A monte, la 4^Festa della patata di Bolca. A pasta gialla e bianca, dalla buccia sottile oppure più spessa, adatte per gnocchi, purè, dolci, oppure da fare al forno e fritte o al vapore in insalata, di origine olandese o francese: sono tante le varietà di patate coltivate negli orti di Bolca ed in mostra nella due giorni organizzata dalla Pro loco locale. Inserita nell’elenco nazionale dei prodotti agroalimentari tradizionali, la patata di Bolca viene celebrata con una mostra-mercato, momenti di confronto e dibattito tra operatori e produttori, e naturalmente, numerose degustazioni che la vedono protagonista, tra cui risotto e trippe con patate, gnocchi e torte di patate. Maggiori info: Strada del vino Soave, tel. 045-7681407 email: associazione@stradadelvinosoave.com
A valle, l’84^ Festa dell’Uva. Organizzata dalla Pro Loco di Monteforte, la manifestazione si tiene nel centro storico del paese (piazza Silvio Venturi). Tra i momenti clou, l’iniziativa “I sapori delle contrade” (sabato 13/9, a partire dalle 19.00), con otto chioschi che propongono ciascuno un piatto tipico diverso, dall’antipasto al dolce. Nella serata, l’Accademia della Taiadèla (tagliolini in veneto) presenterà l’8a edizione della “Taiadèla fatta con la Méscola”, in cui le donne delle contrade del paese, armate di mattarello (méscola), tireranno la sfoglia e prepareranno le taiadèle. il Palio delle Contrade. Ad aprire i festeggiamenti domenica 14 settembre (da ore 15.30), saranno invece la banda comunale Alpina di Monteforte e gli Sbandieratori di Merlara (PD), che precederanno la Sfilata delle Contadinelle e dei Contadinelli, la Sfilata dei Carri delle Contrade e il 27° Palio delle Contrade, ossia, la gara di pigiatura a piedi scalzi di Garganega, l’uva che dà il Soave. Da vedere anche la corsa dei contadini con le dèrle, un antico strumento che veniva utilizzato durante la vendemmia. La festa terminerà verso mezzanotte con il suggestivo spettacolo pirotecnico da uno dei campanili più alti della provincia di Verona.

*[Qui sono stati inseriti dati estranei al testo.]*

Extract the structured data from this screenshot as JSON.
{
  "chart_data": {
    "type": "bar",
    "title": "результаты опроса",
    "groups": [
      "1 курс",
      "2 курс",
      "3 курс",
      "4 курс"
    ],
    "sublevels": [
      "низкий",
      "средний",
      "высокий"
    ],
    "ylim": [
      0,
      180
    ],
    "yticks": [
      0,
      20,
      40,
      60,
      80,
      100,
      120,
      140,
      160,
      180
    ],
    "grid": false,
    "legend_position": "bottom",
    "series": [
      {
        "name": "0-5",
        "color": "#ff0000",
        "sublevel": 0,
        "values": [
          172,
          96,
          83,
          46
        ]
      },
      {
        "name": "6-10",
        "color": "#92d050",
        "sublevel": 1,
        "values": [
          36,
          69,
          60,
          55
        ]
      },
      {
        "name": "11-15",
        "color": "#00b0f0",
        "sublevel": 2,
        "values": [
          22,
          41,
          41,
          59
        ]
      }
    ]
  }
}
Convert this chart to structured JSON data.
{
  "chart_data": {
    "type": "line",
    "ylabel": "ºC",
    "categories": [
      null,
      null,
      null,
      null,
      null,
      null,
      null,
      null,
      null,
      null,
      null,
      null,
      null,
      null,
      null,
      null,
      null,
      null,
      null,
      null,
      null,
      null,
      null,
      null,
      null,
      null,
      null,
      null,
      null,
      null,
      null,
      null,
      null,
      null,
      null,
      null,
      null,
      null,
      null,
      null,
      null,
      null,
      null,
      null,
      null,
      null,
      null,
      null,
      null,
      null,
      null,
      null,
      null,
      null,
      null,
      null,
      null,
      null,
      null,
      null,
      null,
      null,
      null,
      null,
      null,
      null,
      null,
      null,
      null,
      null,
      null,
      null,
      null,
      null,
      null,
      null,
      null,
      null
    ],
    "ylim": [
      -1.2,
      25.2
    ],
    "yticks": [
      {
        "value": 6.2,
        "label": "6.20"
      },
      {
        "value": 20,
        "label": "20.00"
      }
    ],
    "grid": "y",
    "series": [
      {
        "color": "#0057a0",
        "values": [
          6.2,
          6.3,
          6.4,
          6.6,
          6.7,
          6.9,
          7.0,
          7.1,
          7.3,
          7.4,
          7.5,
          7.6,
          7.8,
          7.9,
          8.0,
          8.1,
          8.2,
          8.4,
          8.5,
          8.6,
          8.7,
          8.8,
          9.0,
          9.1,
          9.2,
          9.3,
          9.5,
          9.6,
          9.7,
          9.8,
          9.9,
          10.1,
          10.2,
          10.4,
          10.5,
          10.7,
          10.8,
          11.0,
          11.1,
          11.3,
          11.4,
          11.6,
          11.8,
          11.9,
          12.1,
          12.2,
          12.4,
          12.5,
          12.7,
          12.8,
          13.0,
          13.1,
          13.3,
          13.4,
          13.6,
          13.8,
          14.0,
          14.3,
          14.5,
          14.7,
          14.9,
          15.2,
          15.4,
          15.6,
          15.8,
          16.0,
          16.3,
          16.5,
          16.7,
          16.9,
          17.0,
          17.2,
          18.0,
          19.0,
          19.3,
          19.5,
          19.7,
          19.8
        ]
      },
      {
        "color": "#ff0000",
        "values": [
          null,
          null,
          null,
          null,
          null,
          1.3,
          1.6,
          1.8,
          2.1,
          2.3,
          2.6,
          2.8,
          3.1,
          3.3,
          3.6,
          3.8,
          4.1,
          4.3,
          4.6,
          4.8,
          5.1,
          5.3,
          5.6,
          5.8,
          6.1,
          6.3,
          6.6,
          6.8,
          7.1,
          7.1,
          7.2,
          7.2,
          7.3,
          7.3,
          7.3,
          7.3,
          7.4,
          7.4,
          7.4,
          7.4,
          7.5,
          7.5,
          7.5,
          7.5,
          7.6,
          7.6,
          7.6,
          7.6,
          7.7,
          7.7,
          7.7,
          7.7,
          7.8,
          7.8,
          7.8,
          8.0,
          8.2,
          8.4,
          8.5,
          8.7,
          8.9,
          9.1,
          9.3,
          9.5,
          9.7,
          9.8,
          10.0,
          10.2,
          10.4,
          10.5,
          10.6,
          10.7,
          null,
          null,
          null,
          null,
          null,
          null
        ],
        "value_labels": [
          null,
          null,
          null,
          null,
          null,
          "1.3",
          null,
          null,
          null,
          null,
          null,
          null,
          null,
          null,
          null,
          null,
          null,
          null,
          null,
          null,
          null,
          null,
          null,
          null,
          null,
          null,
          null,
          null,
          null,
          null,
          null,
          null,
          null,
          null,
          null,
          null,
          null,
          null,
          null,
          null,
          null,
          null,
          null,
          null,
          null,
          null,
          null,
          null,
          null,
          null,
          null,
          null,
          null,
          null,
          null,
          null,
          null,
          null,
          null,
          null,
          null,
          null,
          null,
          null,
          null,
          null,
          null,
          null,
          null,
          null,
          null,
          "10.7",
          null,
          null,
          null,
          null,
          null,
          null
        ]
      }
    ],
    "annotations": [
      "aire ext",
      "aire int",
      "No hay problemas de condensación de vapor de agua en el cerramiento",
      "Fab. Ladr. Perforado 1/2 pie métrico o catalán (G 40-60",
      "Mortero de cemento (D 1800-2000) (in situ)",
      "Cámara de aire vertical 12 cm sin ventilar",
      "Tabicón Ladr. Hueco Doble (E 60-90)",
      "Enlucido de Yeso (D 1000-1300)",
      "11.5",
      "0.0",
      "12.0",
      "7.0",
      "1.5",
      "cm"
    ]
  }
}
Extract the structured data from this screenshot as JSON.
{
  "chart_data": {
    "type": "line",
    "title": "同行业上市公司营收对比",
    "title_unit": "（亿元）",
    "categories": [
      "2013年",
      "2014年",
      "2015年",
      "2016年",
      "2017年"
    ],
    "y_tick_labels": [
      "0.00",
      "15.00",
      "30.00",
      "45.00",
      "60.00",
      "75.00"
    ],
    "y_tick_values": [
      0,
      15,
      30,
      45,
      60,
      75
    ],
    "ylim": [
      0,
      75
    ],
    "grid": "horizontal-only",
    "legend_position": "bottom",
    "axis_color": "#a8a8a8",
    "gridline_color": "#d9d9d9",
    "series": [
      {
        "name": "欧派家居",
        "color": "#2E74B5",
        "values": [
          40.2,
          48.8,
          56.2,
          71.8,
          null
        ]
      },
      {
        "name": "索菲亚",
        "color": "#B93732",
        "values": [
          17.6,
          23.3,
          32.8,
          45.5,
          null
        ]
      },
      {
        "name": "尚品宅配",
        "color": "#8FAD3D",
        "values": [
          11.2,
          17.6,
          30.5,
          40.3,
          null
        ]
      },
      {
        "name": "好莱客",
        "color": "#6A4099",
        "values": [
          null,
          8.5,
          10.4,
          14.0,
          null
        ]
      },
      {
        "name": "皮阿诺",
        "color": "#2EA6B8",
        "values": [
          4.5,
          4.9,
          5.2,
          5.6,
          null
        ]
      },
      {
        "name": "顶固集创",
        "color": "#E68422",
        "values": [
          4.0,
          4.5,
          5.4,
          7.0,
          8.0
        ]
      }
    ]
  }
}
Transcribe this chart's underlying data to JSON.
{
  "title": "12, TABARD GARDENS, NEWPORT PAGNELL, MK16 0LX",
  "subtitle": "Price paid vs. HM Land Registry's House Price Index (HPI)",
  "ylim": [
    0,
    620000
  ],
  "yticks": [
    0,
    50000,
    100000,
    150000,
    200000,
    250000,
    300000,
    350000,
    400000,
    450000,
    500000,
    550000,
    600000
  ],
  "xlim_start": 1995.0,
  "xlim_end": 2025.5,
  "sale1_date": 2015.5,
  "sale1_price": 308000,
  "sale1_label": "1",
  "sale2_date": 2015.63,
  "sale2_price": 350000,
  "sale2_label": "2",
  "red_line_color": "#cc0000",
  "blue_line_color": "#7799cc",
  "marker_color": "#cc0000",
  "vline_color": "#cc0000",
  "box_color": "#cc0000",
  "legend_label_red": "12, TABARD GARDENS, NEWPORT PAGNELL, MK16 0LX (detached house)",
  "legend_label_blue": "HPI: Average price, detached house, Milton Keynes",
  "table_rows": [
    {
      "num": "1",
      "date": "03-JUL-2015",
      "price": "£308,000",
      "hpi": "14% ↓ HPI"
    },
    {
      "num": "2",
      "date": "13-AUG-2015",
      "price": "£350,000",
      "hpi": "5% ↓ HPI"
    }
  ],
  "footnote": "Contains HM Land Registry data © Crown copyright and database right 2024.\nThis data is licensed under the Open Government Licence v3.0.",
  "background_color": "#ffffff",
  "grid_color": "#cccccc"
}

Soggiorno. Oltre a cantine e frantoi, ristoranti, trattorie e negozi di prodotti tipici, la Strada del vino Soave ha tra i soci diversi B&B, agriturismi ed hotel, alcuni più vicini ai borghi abitati, altri immersi nel verde delle colline. Tra questi ultimi, lo Sporting San Felice a Illasi (VR) che, in occasione della Festa dell’Uva di Monteforte d’Alpone, dà in omaggio una bottiglia di Soave e un cestino di frutta fresca per soggiorni di due o più notti (da 70 euro per la camera doppia, con prima colazione).